Des habitants menacés
On se croirait dans un mauvais film, mais cette violence est bien réelle, et les habitants du quartier la subissent tous les jours. Les équipes d’Envoyé Spécial ont pu obtenir le témoignage précieux d’une mère.
Celle-ci décrit le trafic de drogue comme une toile d’araignée. Un réseau extrêmement bien organisé, où tout le monde se connaît ou presque, mais où la menace est quotidienne. "Par exemple, il y a une maman, son fils guettait, raconte-t-elle. Il a voulu arrêter. Ils lui ont défoncé la porte. Ils ont tout saccagé chez elle, en sa présence. Le petit, ils l'ont mis en sang, il s'est retrouvé aux urgences, et la maman, elle était impuissante.

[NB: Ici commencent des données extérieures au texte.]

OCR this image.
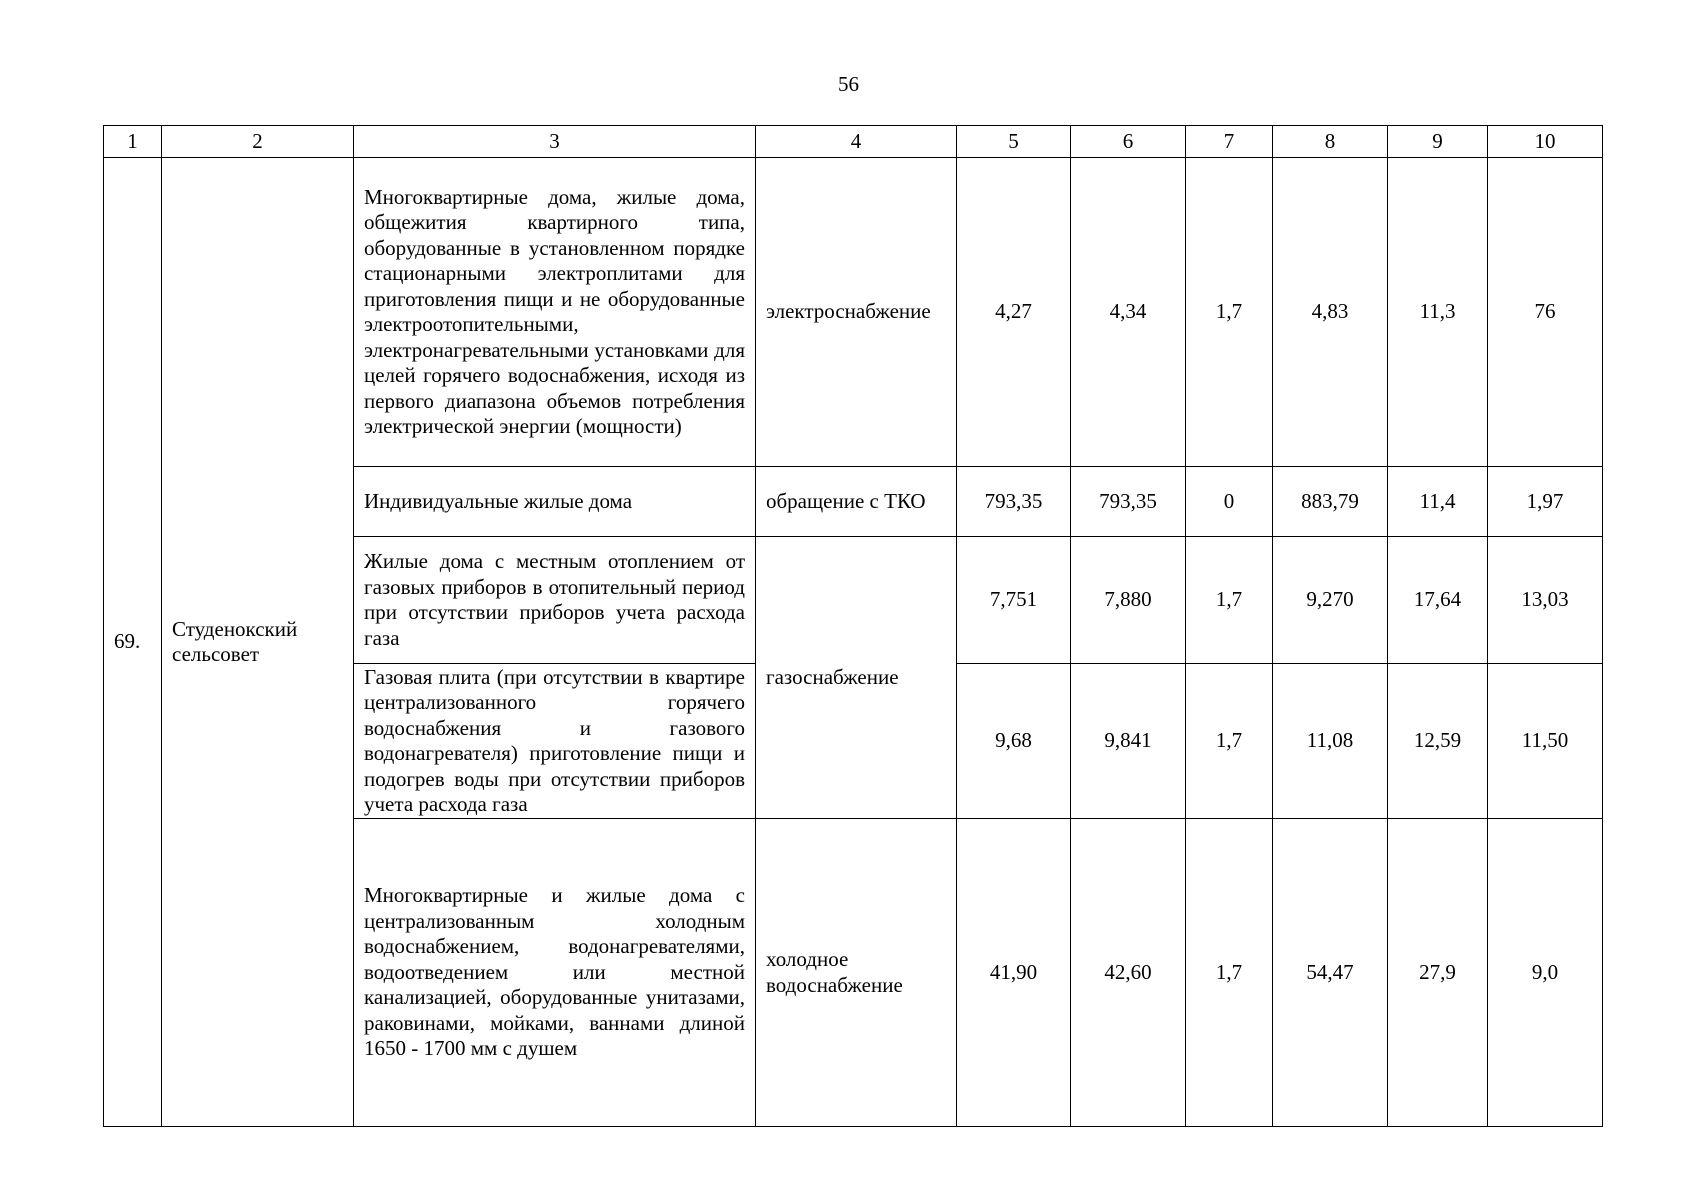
56
1	2	3	4	5	6	7	8	9	10
69.	Студенокский сельсовет	Многоквартирные дома, жилые дома, общежития квартирного типа, оборудованные в установленном порядке стационарными электроплитами для приготовления пищи и не оборудованные электроотопительными, электронагревательными установками для целей горячего водоснабжения, исходя из первого диапазона объемов потребления электрической энергии (мощности)	электроснабжение	4,27	4,34	1,7	4,83	11,3	76
		Индивидуальные жилые дома	обращение с ТКО	793,35	793,35	0	883,79	11,4	1,97
		Жилые дома с местным отоплением от газовых приборов в отопительный период при отсутствии приборов учета расхода газа	газоснабжение	7,751	7,880	1,7	9,270	17,64	13,03
		Газовая плита (при отсутствии в квартире централизованного горячего водоснабжения и газового водонагревателя) приготовление пищи и подогрев воды при отсутствии приборов учета расхода газа		9,68	9,841	1,7	11,08	12,59	11,50
		Многоквартирные и жилые дома с централизованным холодным водоснабжением, водонагревателями, водоотведением или местной канализацией, оборудованные унитазами, раковинами, мойками, ваннами длиной 1650 - 1700 мм с душем	холодное водоснабжение	41,90	42,60	1,7	54,47	27,9	9,0
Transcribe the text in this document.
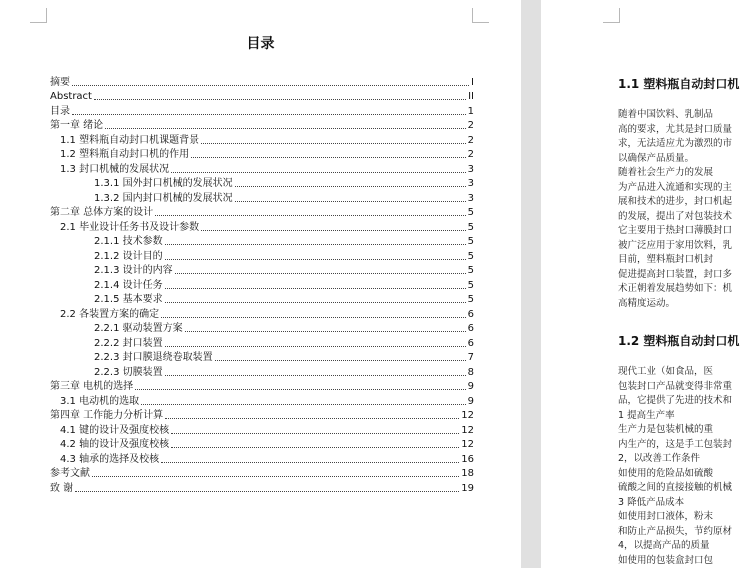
目录
摘要	I
Abstract	II
目录	1
第一章 绪论	2
1.1 塑料瓶自动封口机课题背景	2
1.2 塑料瓶自动封口机的作用	2
1.3 封口机械的发展状况	3
1.3.1 国外封口机械的发展状况	3
1.3.2 国内封口机械的发展状况	3
第二章 总体方案的设计	5
2.1 毕业设计任务书及设计参数	5
2.1.1 技术参数	5
2.1.2 设计目的	5
2.1.3 设计的内容	5
2.1.4 设计任务	5
2.1.5 基本要求	5
2.2 各装置方案的确定	6
2.2.1 驱动装置方案	6
2.2.2 封口装置	6
2.2.3 封口膜退绕卷取装置	7
2.2.3 切膜装置	8
第三章 电机的选择	9
3.1 电动机的选取	9
第四章 工作能力分析计算	12
4.1 键的设计及强度校核	12
4.2 轴的设计及强度校核	12
4.3 轴承的选择及校核	16
参考文献	18
致 谢	19
1.1 塑料瓶自动封口机
随着中国饮料、乳制品
高的要求，尤其是封口质量
求，无法适应尤为激烈的市
以确保产品质量。
随着社会生产力的发展
为产品进入流通和实现的主
展和技术的进步，封口机起
的发展，提出了对包装技术
它主要用于热封口薄膜封口
被广泛应用于家用饮料，乳
目前，塑料瓶封口机封
促进提高封口装置，封口多
术正朝着发展趋势如下：机
高精度运动。
1.2 塑料瓶自动封口机
现代工业（如食品，医
包装封口产品就变得非常重
品，它提供了先进的技术和
1 提高生产率
生产力是包装机械的重
内生产的，这是手工包装封
2，以改善工作条件
如使用的危险品如硫酸
硫酸之间的直接接触的机械
3 降低产品成本
如使用封口液体，粉末
和防止产品损失，节约原材
4，以提高产品的质量
如使用的包装盒封口包
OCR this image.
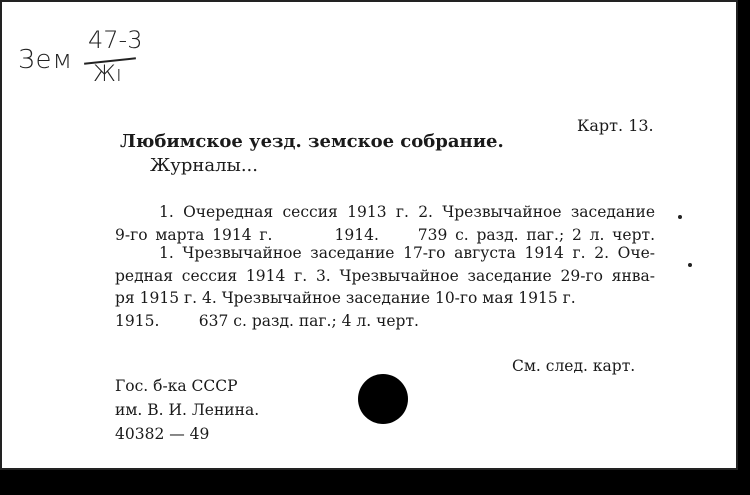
Зем
47-3
Жı
Карт. 13.
Любимское уезд. земское собрание.
Журналы...
1. Очередная сессия 1913 г. 2. Чрезвычайное заседание
9-го марта 1914 г.        1914.     739 с. разд. паг.; 2 л. черт.
1. Чрезвычайное заседание 17-го августа 1914 г. 2. Оче-
редная сессия 1914 г. 3. Чрезвычайное заседание 29-го янва-
ря 1915 г. 4. Чрезвычайное заседание 10-го мая 1915 г.
1915.        637 с. разд. паг.; 4 л. черт.
См. след. карт.
Гос. б-ка СССР
им. В. И. Ленина.
40382 — 49
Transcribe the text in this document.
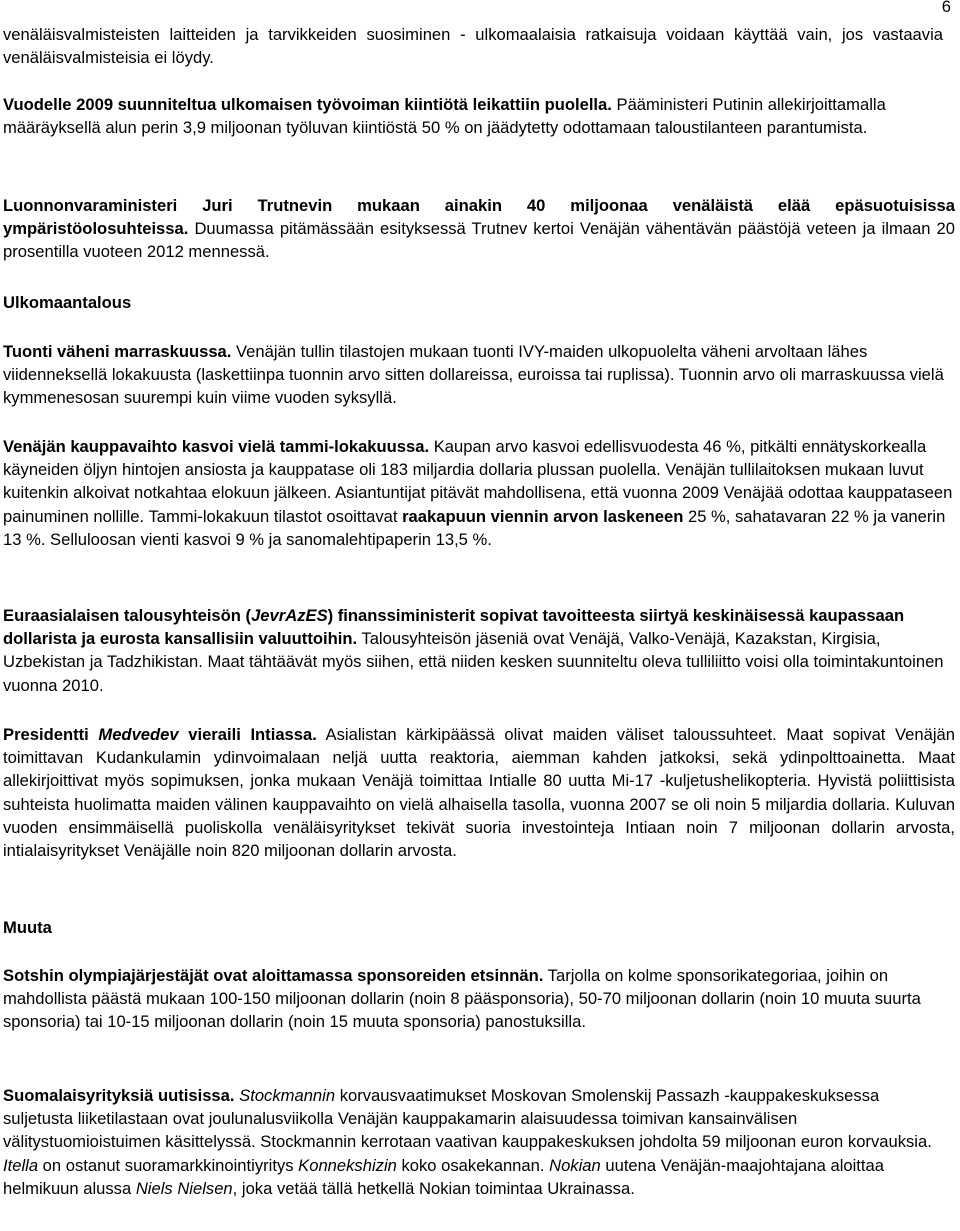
6

venäläisvalmisteisten laitteiden ja tarvikkeiden suosiminen - ulkomaalaisia ratkaisuja voidaan käyttää vain, jos vastaavia venäläisvalmisteisia ei löydy.

Vuodelle 2009 suunniteltua ulkomaisen työvoiman kiintiötä leikattiin puolella. Pääministeri Putinin allekirjoittamalla määräyksellä alun perin 3,9 miljoonan työluvan kiintiöstä 50 % on jäädytetty odottamaan taloustilanteen parantumista.

Luonnonvaraministeri Juri Trutnevin mukaan ainakin 40 miljoonaa venäläistä elää epäsuotuisissa ympäristöolosuhteissa. Duumassa pitämässään esityksessä Trutnev kertoi Venäjän vähentävän päästöjä veteen ja ilmaan 20 prosentilla vuoteen 2012 mennessä.

Ulkomaantalous

Tuonti väheni marraskuussa. Venäjän tullin tilastojen mukaan tuonti IVY-maiden ulkopuolelta väheni arvoltaan lähes viidenneksellä lokakuusta (laskettiinpa tuonnin arvo sitten dollareissa, euroissa tai ruplissa). Tuonnin arvo oli marraskuussa vielä kymmenesosan suurempi kuin viime vuoden syksyllä.

Venäjän kauppavaihto kasvoi vielä tammi-lokakuussa. Kaupan arvo kasvoi edellisvuodesta 46 %, pitkälti ennätyskorkealla käyneiden öljyn hintojen ansiosta ja kauppatase oli 183 miljardia dollaria plussan puolella. Venäjän tullilaitoksen mukaan luvut kuitenkin alkoivat notkahtaa elokuun jälkeen. Asiantuntijat pitävät mahdollisena, että vuonna 2009 Venäjää odottaa kauppataseen painuminen nollille. Tammi-lokakuun tilastot osoittavat raakapuun viennin arvon laskeneen 25 %, sahatavaran 22 % ja vanerin 13 %. Selluloosan vienti kasvoi 9 % ja sanomalehtipaperin 13,5 %.

Euraasialaisen talousyhteisön (JevrAzES) finanssiministerit sopivat tavoitteesta siirtyä keskinäisessä kaupassaan dollarista ja eurosta kansallisiin valuuttoihin. Talousyhteisön jäseniä ovat Venäjä, Valko-Venäjä, Kazakstan, Kirgisia, Uzbekistan ja Tadzhikistan. Maat tähtäävät myös siihen, että niiden kesken suunniteltu oleva tulliliitto voisi olla toimintakuntoinen vuonna 2010.

Presidentti Medvedev vieraili Intiassa. Asialistan kärkipäässä olivat maiden väliset taloussuhteet. Maat sopivat Venäjän toimittavan Kudankulamin ydinvoimalaan neljä uutta reaktoria, aiemman kahden jatkoksi, sekä ydinpolttoainetta. Maat allekirjoittivat myös sopimuksen, jonka mukaan Venäjä toimittaa Intialle 80 uutta Mi-17 -kuljetushelikopteria. Hyvistä poliittisista suhteista huolimatta maiden välinen kauppavaihto on vielä alhaisella tasolla, vuonna 2007 se oli noin 5 miljardia dollaria. Kuluvan vuoden ensimmäisellä puoliskolla venäläisyritykset tekivät suoria investointeja Intiaan noin 7 miljoonan dollarin arvosta, intialaisyritykset Venäjälle noin 820 miljoonan dollarin arvosta.

Muuta

Sotshin olympiajärjestäjät ovat aloittamassa sponsoreiden etsinnän. Tarjolla on kolme sponsorikategoriaa, joihin on mahdollista päästä mukaan 100-150 miljoonan dollarin (noin 8 pääsponsoria), 50-70 miljoonan dollarin (noin 10 muuta suurta sponsoria) tai 10-15 miljoonan dollarin (noin 15 muuta sponsoria) panostuksilla.

Suomalaisyrityksiä uutisissa. Stockmannin korvausvaatimukset Moskovan Smolenskij Passazh -kauppakeskuksessa suljetusta liiketilastaan ovat joulunalusviikolla Venäjän kauppakamarin alaisuudessa toimivan kansainvälisen välitystuomioistuimen käsittelyssä. Stockmannin kerrotaan vaativan kauppakeskuksen johdolta 59 miljoonan euron korvauksia. Itella on ostanut suoramarkkinointiyritys Konnekshizin koko osakekannan. Nokian uutena Venäjän-maajohtajana aloittaa helmikuun alussa Niels Nielsen, joka vetää tällä hetkellä Nokian toimintaa Ukrainassa.
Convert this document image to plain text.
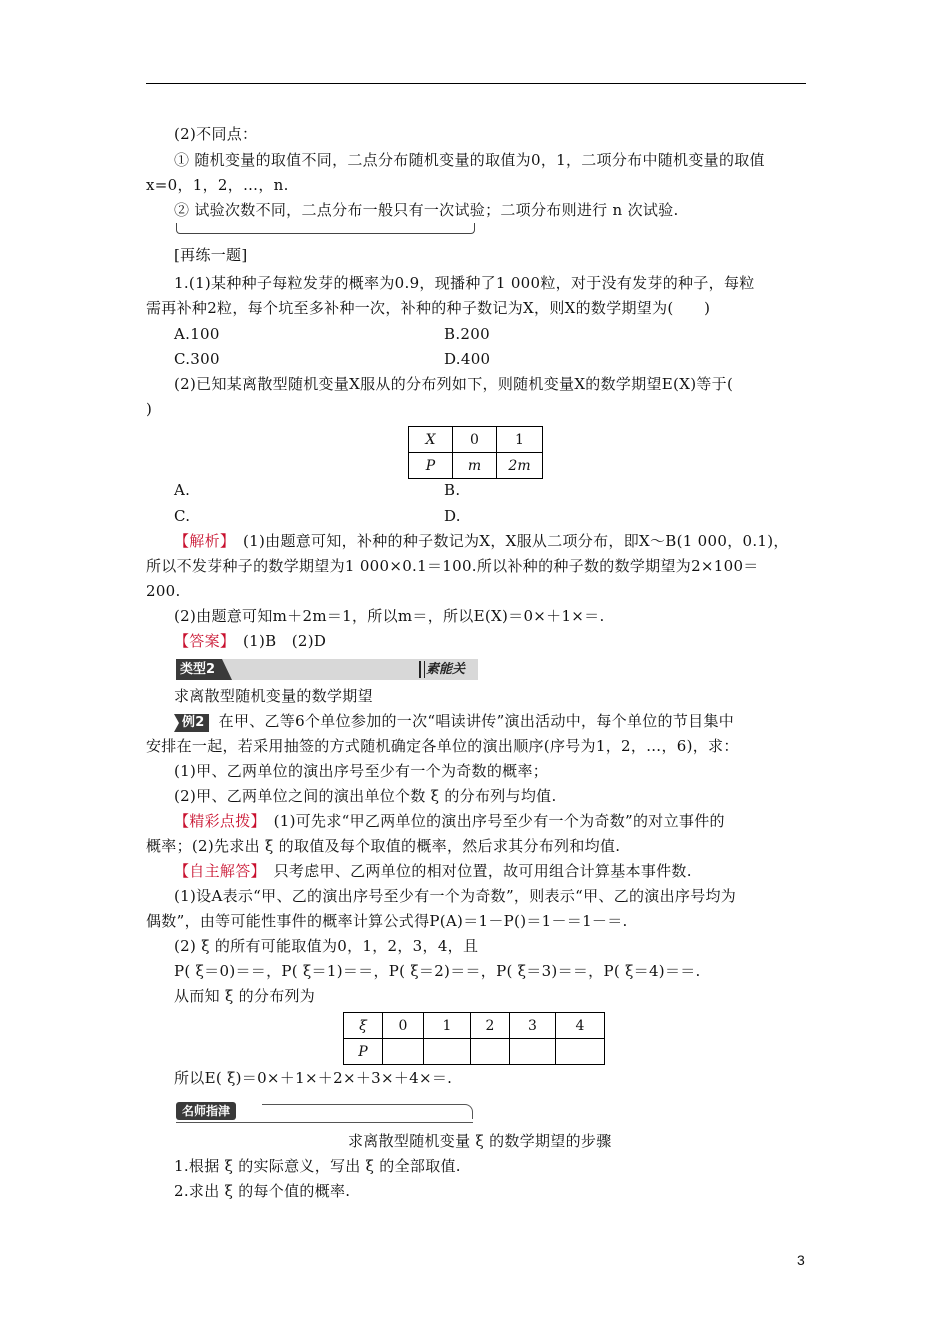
(2)不同点：
① 随机变量的取值不同，二点分布随机变量的取值为0，1，二项分布中随机变量的取值
x=0，1，2，…，n.
② 试验次数不同，二点分布一般只有一次试验；二项分布则进行 n 次试验.
[再练一题]
1.(1)某种种子每粒发芽的概率为0.9，现播种了1 000粒，对于没有发芽的种子，每粒
需再补种2粒，每个坑至多补种一次，补种的种子数记为X，则X的数学期望为(　　)
A.100	B.200
C.300	D.400
(2)已知某离散型随机变量X服从的分布列如下，则随机变量X的数学期望E(X)等于(
)
X	0	1
P	m	2m
A.	B.
C.	D.
【解析】　(1)由题意可知，补种的种子数记为X，X服从二项分布，即X～B(1 000，0.1)，
所以不发芽种子的数学期望为1 000×0.1＝100.所以补种的种子数的数学期望为2×100＝
200.
(2)由题意可知m＋2m＝1，所以m＝，所以E(X)＝0×＋1×＝.
【答案】　(1)B　(2)D
类型2	素能关
求离散型随机变量的数学期望
例2 在甲、乙等6个单位参加的一次“唱读讲传”演出活动中，每个单位的节目集中
安排在一起，若采用抽签的方式随机确定各单位的演出顺序(序号为1，2，…，6)，求：
(1)甲、乙两单位的演出序号至少有一个为奇数的概率；
(2)甲、乙两单位之间的演出单位个数 ξ 的分布列与均值.
【精彩点拨】　(1)可先求“甲乙两单位的演出序号至少有一个为奇数”的对立事件的
概率；(2)先求出 ξ 的取值及每个取值的概率，然后求其分布列和均值.
【自主解答】　只考虑甲、乙两单位的相对位置，故可用组合计算基本事件数.
(1)设A表示“甲、乙的演出序号至少有一个为奇数”，则表示“甲、乙的演出序号均为
偶数”，由等可能性事件的概率计算公式得P(A)＝1－P()＝1－＝1－＝.
(2) ξ 的所有可能取值为0，1，2，3，4，且
P( ξ＝0)＝＝，P( ξ＝1)＝＝，P( ξ＝2)＝＝，P( ξ＝3)＝＝，P( ξ＝4)＝＝.
从而知 ξ 的分布列为
ξ	0	1	2	3	4
P					
所以E( ξ)＝0×＋1×＋2×＋3×＋4×＝.
名师指津
求离散型随机变量 ξ 的数学期望的步骤
1.根据 ξ 的实际意义，写出 ξ 的全部取值.
2.求出 ξ 的每个值的概率.
3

Elle n'a jamais porté plainte parce qu'elle savait ce qui allait se passer derrière. Tout le quartier le sait."
Des enfants enrôlés comme guetteurs
Un climat de peur, jusqu’au sein de l’école. C’est l’heure de la sieste pour les enfants de l’école maternelle. Les petits s’endorment avec les « Arah » des guetteurs. Une scène glaçante. Car pour ces enfants, cette violence est devenue la norme. Et ce reportage pose la question : quel sera leur avenir ?
Selon cette maman, les trafiquants recruteraient désormais les enfants à la sortie des écoles. "Ils les abordent, ils leur proposent, ils leur montrent des billets, donc forcément, ça les tente." Des enfants recrutés par des trafiquants de drogue, un scénario terrible et pourtant inéluctable. Car dans ce quartier, 60 % des familles vivent sous le seuil de pauvreté, le trafic est une manière simple de se faire de l’argent : environ 100 euros par jour pour un guetteur.
Une situation qui inquiète Christophe Boissier, le directeur de l'école élémentaire Georges-Bruguier : « Comment leur dire de respecter la loi, alors que sous leurs yeux des individus bravent les forces de l’ordre et la loi tranquillement ? »
Le 4 janvier 2021, les responsables d'écoles du Chemin-Bas et du Clos-d'Orville, à Nîmes, ont adressé une lettre ouverte au président de la République, restée pour le moment sans réponse. Le 12 février 2021, la préfecture du Gard a signé une convention pour renforcer la collaboration entre les différents services de l'Etat, notamment entre l'Education Nationale et la Justice.